Cymraeg

Historic Landscape Characterisation

Creuddyn and Arllechwedd – Area 6 Creuddyn PRN 15803

 


SH 702795 looking south. An expansive aerial view which centres on the Vardre (Deganwy castle) which lies within the Creuddyn area (area 6), surrounded by housing estates which form part of Deganwy/Llandudno Junction (area 5), and looking across the river to the town of Conwy (area 7) in the top right-hand corner

 

 

Historical background

An extensive area dominated by parkland and pasture, defined to the west by the urban areas of Deganwy and Llandudno Junction (area 5), to the north by the urban development of Llandudno (area 2), and the higher ground of the Little Orme and Nant y Gamar (area 3), to the east by Penrhyn Bay (area 23).
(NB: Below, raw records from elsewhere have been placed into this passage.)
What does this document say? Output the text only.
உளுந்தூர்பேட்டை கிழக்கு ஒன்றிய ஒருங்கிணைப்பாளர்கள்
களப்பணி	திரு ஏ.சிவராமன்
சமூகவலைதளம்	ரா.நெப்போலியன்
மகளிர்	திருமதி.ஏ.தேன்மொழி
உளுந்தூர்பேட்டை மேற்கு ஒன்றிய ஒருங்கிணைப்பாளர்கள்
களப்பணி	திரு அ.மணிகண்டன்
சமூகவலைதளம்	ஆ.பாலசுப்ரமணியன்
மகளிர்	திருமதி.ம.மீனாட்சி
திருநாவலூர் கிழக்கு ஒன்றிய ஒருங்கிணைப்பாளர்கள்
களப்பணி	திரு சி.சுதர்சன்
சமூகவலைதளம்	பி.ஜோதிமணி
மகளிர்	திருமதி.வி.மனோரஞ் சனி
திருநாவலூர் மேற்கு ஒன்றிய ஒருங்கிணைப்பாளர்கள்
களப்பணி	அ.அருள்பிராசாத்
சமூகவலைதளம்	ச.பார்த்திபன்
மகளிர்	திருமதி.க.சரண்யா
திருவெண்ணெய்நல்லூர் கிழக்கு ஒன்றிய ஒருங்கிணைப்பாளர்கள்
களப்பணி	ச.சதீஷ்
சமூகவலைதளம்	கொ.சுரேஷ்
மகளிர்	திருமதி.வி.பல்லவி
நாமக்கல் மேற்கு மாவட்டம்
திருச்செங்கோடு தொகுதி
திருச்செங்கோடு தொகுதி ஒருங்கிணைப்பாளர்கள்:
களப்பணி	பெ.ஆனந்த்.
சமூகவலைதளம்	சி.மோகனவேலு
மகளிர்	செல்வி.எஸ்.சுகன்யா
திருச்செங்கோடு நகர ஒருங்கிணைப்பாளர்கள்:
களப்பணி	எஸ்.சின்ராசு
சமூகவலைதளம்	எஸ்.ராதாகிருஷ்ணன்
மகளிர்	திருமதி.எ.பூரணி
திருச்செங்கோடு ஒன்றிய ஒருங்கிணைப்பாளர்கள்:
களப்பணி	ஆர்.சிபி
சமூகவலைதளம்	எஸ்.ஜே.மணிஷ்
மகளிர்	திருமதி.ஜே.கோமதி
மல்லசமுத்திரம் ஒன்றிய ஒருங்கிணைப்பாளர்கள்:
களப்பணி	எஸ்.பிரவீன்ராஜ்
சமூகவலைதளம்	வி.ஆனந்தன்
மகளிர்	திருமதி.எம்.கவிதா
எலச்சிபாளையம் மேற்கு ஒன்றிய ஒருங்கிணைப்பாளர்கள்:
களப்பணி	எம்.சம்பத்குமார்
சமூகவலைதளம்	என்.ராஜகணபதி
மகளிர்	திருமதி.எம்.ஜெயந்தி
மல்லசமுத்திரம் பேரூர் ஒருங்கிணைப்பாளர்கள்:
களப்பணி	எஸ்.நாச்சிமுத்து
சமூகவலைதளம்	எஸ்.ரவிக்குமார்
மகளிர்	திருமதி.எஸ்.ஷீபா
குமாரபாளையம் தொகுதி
The Bryn Pydew ridge (area 22) intrudes into the area.

An area rich in mythological associations, particularly the story of Taliesin and Maelgwn Gwynedd, who are traditionally connected with the Roman and post-Roman at Deganwy, consisting of two precipitous hillocks and the saddle between them. This formed the site of Deganwy castle, built by Robert of Rhuddlan c. 1080. The hill was held alternately by the Welsh and the Anglo-Normans until 1263, and part was granted to the Cistercians of Aberconwy.

From the late Medieval period, the area was dominated by the Mostyn family, whose seat lay at Gloddaeth, which lies within the area. The Mostyns also owned Bodysgallen, and they were to be instrumental in the development of Llandudno in the nineteenth century. Lesser families included the recusant Pughs of Penrhyn Creuddyn, who sheltered missionary priests. Gloddaeth dates in part from the sixteenth century, and is now a boarding school.

There was some shale quarrying at Pabo from 1911 to 1932.


Key historic landscape characteristics

Parkland , gentry houses, substantial farmsteads, limestone walls

The area is dominated by Gloddaeth, formerly the seat of the Mostyns, now a boarding school, and the substantial farms associated with it. Though Gloddaeth is the only landed seat within the area, Bodysgallen, Penrhyn and Marl are all within a mile of it. The churches of Eglwys Rhos and Llangystennin are both ancient foundations.

A marked feature of the landscape is the stone-built watch-tower, believed to date from the seventeenth century, at Bryniau.

The only pre-twentieth century nucleated community is at Glanwydden, which consists of a public house and a cluster of houses around a cross-roads. The nearby windmill dates from 1704.